Pada karya “Waktu Menenggelamkan”, M. Aqil Zahry melihat bahwa semakin hari tidak hanya alam saja yang mulai tidak sehat, tetapi manusia juga mulai tidak sehat karena hanya sibuk memikirkan pembangunan tanpa melihat dampaknya bagi lingkungan sekitar. Sama halnya dengan Aqil, Mochamad Arya Maulana juga merasa bahwa manusia mulai serakah dan semena-mena terhadap alam hanya karena mempunyai kekuasaan dan uang yang banyak. Noval & Betharianty Sekar melalui karyanya masing-masing berpendapat bahwa manusia telah menanam kerusakan, maka yang didapatkan oleh manusia adalah kehancuran. Lalu ada Rista Anisya melalui karya “Tak Berkutik” mengilustrasikan bumi yang sedang kritis berjuang untuk pulih. Lalu ada Yohanes Kevin melalui karya “ Dimana Rumahku?” mempertanyakan mau di pindahkan kemana masyarakat adat dan hewan endemik yang tinggal di hutan apabila tempat mereka digusur begitu saja. Lalu ada I Gusti Ayu Rai Tantriyani yang menggambarkan nasib hewan-hewan yang ada di hutan apabila hutan mereka rusak akibat kebakaran.

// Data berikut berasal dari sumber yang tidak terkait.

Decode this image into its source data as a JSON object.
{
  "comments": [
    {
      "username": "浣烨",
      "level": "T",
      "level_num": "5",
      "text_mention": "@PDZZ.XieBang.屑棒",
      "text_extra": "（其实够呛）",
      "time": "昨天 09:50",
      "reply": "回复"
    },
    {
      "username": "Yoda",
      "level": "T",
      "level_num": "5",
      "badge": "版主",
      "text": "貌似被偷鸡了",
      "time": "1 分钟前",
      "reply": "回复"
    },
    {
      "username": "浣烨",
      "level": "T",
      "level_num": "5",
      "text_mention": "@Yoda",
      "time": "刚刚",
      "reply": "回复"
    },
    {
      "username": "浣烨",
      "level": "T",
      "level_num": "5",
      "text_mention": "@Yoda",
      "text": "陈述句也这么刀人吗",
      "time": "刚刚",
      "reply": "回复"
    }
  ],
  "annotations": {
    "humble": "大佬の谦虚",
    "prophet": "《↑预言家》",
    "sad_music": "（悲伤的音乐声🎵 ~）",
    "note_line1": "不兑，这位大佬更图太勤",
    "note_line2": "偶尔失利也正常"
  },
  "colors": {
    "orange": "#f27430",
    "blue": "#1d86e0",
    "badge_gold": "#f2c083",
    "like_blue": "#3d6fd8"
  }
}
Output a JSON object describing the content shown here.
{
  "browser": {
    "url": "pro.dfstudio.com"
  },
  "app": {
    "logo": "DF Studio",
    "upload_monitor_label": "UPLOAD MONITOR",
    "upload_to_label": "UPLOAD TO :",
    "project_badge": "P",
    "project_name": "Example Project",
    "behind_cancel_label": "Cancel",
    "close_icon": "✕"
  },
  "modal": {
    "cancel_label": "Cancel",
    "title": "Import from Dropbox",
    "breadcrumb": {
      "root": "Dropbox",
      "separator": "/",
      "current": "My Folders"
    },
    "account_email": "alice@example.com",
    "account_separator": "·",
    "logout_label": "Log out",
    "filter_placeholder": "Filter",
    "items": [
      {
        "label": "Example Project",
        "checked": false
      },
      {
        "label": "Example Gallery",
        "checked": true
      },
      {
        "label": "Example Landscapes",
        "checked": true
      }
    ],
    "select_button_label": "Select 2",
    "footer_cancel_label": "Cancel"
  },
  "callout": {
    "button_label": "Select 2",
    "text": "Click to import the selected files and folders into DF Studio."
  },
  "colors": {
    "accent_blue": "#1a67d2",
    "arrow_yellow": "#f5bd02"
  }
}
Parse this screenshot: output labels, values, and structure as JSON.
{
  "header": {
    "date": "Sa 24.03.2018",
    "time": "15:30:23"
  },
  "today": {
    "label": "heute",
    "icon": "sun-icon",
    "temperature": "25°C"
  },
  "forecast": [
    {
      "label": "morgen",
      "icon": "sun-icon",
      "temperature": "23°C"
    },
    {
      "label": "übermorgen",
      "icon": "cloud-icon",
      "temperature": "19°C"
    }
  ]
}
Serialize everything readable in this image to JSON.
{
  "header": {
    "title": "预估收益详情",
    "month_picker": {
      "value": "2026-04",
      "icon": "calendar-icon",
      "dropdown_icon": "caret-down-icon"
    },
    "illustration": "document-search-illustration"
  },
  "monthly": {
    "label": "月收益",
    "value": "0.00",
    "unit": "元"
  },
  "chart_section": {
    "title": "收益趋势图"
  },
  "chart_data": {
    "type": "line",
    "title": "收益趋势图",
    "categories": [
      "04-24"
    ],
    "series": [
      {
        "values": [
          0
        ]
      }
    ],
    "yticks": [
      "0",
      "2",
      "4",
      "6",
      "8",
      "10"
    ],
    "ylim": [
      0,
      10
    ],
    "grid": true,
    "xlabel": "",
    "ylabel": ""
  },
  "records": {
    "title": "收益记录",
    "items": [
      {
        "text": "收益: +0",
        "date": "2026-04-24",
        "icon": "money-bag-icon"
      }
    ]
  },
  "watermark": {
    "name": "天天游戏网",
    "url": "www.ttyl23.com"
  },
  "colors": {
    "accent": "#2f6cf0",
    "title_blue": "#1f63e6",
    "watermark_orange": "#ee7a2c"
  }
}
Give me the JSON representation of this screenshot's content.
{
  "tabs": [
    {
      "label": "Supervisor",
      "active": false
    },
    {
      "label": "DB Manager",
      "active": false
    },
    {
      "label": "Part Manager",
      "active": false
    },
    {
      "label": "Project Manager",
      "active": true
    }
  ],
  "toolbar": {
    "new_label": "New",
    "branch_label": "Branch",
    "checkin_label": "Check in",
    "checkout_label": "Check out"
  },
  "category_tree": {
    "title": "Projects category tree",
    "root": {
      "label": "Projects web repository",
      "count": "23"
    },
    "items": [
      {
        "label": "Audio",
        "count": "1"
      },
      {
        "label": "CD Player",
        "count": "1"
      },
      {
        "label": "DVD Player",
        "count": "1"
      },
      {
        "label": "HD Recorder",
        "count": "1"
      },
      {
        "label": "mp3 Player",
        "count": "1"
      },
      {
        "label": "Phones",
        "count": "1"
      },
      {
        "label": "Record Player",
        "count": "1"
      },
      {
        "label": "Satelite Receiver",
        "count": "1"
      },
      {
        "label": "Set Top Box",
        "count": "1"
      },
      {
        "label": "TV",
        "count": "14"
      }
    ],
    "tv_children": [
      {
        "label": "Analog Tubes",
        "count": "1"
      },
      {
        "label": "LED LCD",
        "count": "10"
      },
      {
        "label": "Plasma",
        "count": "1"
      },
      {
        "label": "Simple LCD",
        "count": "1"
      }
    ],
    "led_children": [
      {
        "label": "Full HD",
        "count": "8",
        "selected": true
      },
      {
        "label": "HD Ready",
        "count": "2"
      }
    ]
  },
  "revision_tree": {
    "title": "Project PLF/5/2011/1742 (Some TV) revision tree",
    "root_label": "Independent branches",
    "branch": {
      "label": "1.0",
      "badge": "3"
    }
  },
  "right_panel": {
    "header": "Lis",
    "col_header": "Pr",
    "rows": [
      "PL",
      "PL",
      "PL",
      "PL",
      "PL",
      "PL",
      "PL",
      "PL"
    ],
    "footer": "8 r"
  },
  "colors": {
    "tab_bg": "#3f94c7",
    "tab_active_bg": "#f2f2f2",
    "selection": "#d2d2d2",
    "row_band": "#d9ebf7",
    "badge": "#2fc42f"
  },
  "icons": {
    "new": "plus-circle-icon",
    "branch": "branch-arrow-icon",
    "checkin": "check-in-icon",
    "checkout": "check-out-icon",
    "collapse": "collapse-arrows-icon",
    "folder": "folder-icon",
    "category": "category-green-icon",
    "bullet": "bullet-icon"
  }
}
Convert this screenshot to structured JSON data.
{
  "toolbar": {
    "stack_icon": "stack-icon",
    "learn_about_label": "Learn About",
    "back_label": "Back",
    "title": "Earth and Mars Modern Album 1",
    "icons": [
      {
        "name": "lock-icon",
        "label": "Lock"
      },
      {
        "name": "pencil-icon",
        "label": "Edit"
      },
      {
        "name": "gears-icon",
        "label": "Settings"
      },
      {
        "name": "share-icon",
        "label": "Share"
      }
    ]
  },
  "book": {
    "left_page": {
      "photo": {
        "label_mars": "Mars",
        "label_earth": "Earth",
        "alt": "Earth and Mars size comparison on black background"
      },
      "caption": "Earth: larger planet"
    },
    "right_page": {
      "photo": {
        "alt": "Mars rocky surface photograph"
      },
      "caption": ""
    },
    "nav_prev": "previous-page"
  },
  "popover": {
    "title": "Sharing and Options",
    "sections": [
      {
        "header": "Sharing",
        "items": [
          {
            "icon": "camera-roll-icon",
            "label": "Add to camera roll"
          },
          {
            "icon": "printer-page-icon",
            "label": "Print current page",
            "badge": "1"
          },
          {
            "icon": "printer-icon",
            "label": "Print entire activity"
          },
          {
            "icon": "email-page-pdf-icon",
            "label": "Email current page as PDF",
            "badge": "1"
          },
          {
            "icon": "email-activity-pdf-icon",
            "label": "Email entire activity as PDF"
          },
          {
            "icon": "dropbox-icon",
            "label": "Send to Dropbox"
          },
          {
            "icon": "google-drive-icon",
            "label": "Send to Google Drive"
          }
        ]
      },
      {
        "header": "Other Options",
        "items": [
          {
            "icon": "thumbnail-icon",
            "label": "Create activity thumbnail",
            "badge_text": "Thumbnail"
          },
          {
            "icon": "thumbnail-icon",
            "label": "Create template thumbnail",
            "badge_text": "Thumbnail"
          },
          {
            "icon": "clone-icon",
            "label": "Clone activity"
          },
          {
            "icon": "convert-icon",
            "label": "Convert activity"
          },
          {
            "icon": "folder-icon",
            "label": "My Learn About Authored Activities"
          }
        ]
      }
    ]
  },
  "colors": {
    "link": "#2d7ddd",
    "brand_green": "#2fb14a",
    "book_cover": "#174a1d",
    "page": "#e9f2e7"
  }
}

Setelah itu, terdapat beberapa pesan mengenai kerusakan ekosistem air. Sebagian besar perupa yang pada bagian ini mengangkat permasalahan limbah manusia. Limbah manusia yang menyebabkan kerusakan eksositem air hadir pada karya M. Yusya berjudul “Dhara” dan karya Bento berjudul “Alam Sakit”, dimana sampah plastik hingga limbah minyak digambarkan pada kedua karya tersebut. Di sisi lain, Hanif Abdurrahman dan M. Reza menghadirkan akibat dari limbah tersebut. Ekosistem bawah laut seperti ikan dan terumbu karang menjadi tergantikan oleh limbah manusia, seperti digambarkan pada karya “Terumbu
Barang” dan “Kerusakan Ekosistem Laut”. Duta Adipati juga menggambarkan akibat dari kerusakan lingkungan ini namun dalam skala mikroskopis dengan penggambaran bakteri dalam karya “Makhluk Akuatik”. Kerusakan akibat limbah ini dalam jangka panjang tentu akan berbalik dan merugikan manusia yang membutuhkan air sebagai penunjang hidupnya. Hal ini tergambarkan pada karya “When we damage the earth, We damage ourselves”. Yang terakhir dari kerusakan ekosistem air adalah permasalahan penangkapan hiu, yang merupakan satwa dilindungi, secara sadis untuk dimakan siripnya. Permasalahan hiu ini digambarkan oleh Gabriel Mangun Satria dalam karya “Nyawa yang Tenggelam”.
Seperti dikatakan sebelumnya, perupa pada pameran ini juga membawakan pesan ajakan untuk memperbaiki kerusakan lingkungan dan menjaganya dengan lebih baik. Salsa Dewi S. menghadirkan karya berjudul “Will You Help Us?” yang menggambarkan hewan-hewan dilindungi yang meluruskan tangannya seperti meminta pertolongan kepada kita, manusia. M. Azmi dengan karya berjudul “Jaga Bungaku” dan Rama Yapin dengan karya berjudul “Last Clover” hadir dengan penggambaran yang terkesan menyedihkan, seperti mengajak kita untuk menjaga tumbuhan yang tersisa supaya tidak benar-benar habis. Di lain sisi, penggambaran yang cukup optimis hadir pada karya Ariesdhita Christie yang berjudul “Menanam Pohon Menjaga Paru-Paru Dunia” dan karya “Green ‘Em All”, yang terinspirasi dari album Kill ‘Em All ciptaan Metallica, buatan Icksan Julio. Kedua karya ini mengajak kita untuk menanam pohon. Oriana Dizza dengan karya “Earth in Our Hands” seperti menyimpulkan bahwa kita, manusia, memiliki tanggung jawab yang besar untuk menjaga keseimbangan dan keberlangsungan lingkungan hidup di bumi ini.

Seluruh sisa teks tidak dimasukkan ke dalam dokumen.